This may explain why today’s economists are so hapless; they simply don’t know the relevant core principles:
Unfortunately, however, most students seem to emerge from introductory economics courses without having learned even the most important basic principles. According to one recent study, their ability to answer simple economic questions several months after leaving the course is not measurably different from that of people who never took a principles course.
What explains such abysmal performance? One problem is the encyclopedic range typical of introductory courses. As the Nobel laureate George J. Stigler wrote more than 40 years ago, “The brief exposure to each of a vast array of techniques and problems leaves the student no basic economic logic with which to analyze the economic questions he will face as a citizen.”
Another problem is that the introductory course is increasingly tailored not for the majority of students for whom it will be their only economics course, but for the negligible fraction who will go on to become professional economists. Such courses focus on the mathematical models that have become the cornerstone of modern economic theory. These models prove daunting for many students and leave them little time and energy to focus on how basic economic principles help explain everyday behavior.
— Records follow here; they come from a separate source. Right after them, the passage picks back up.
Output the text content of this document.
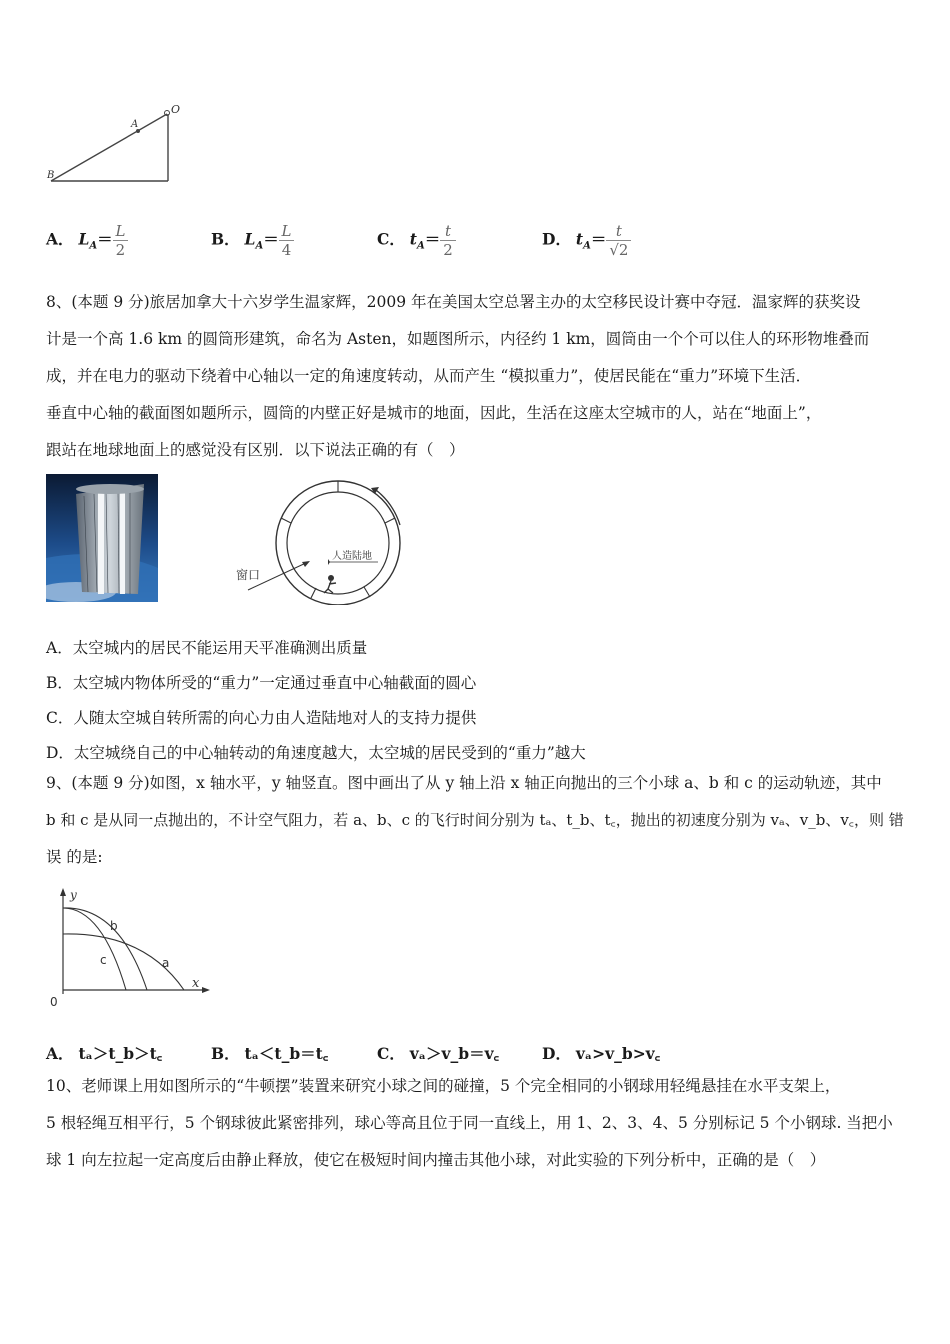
O
A
B
A． $L_A= \frac{L}{2}$	B． $L_A= \frac{L}{4}$	C． $t_A= \frac{t}{2}$	D． $t_A= \frac{t}{√2}$
8、(本题 9 分)旅居加拿大十六岁学生温家辉，2009 年在美国太空总署主办的太空移民设计赛中夺冠．温家辉的获奖设
计是一个高 1.6 km 的圆筒形建筑，命名为 Asten，如题图所示，内径约 1 km，圆筒由一个个可以住人的环形物堆叠而
成，并在电力的驱动下绕着中心轴以一定的角速度转动，从而产生 “模拟重力”，使居民能在“重力”环境下生活．
垂直中心轴的截面图如题所示，圆筒的内壁正好是城市的地面，因此，生活在这座太空城市的人，站在“地面上”，
跟站在地球地面上的感觉没有区别．以下说法正确的有（　）
窗口
人造陆地
A．太空城内的居民不能运用天平准确测出质量
B．太空城内物体所受的“重力”一定通过垂直中心轴截面的圆心
C．人随太空城自转所需的向心力由人造陆地对人的支持力提供
D．太空城绕自己的中心轴转动的角速度越大，太空城的居民受到的“重力”越大
9、(本题 9 分)如图，x 轴水平，y 轴竖直。图中画出了从 y 轴上沿 x 轴正向抛出的三个小球 a、b 和 c 的运动轨迹，其中
b 和 c 是从同一点抛出的，不计空气阻力，若 a、b、c 的飞行时间分别为 tₐ、t_b、t꜀，抛出的初速度分别为 vₐ、v_b、v꜀，则 错
误 的是:
y
x
0
a
b
c
A． tₐ＞t_b＞t꜀	B． tₐ＜t_b＝t꜀	C． vₐ＞v_b＝v꜀	D． vₐ>v_b>v꜀
10、老师课上用如图所示的“牛顿摆”装置来研究小球之间的碰撞，5 个完全相同的小钢球用轻绳悬挂在水平支架上，
5 根轻绳互相平行，5 个钢球彼此紧密排列，球心等高且位于同一直线上，用 1、2、3、4、5 分别标记 5 个小钢球. 当把小
球 1 向左拉起一定高度后由静止释放，使它在极短时间内撞击其他小球，对此实验的下列分析中，正确的是（　）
But there is an even more troubling explanation for students’ failure to learn fundamental economic concepts. It is that many of their professors may have only a tenuous grasp of these concepts, since they, too, took encyclopedic introductory courses, followed by advanced courses that were even more technical.
It may sound cool, at least to dorks, to be a quant or a wonk. But all the technical expertise in the world doesn’t do you any good if you don’t get the core concepts right. That’s why, in RGD, I attempted to begin at the beginning and leave as much jargon and econometrics out of it as was reasonably possible. I was fortunate, as about half my econ professors had a fairly sound grasp of the core concepts. But given the more common nature of those who didn’t, it doesn’t surprise me to learn that their sort are in the majority. As I’ve mentioned before, I once met a nominal econ major from a big state school who had never heard of Keynes or the General Theory.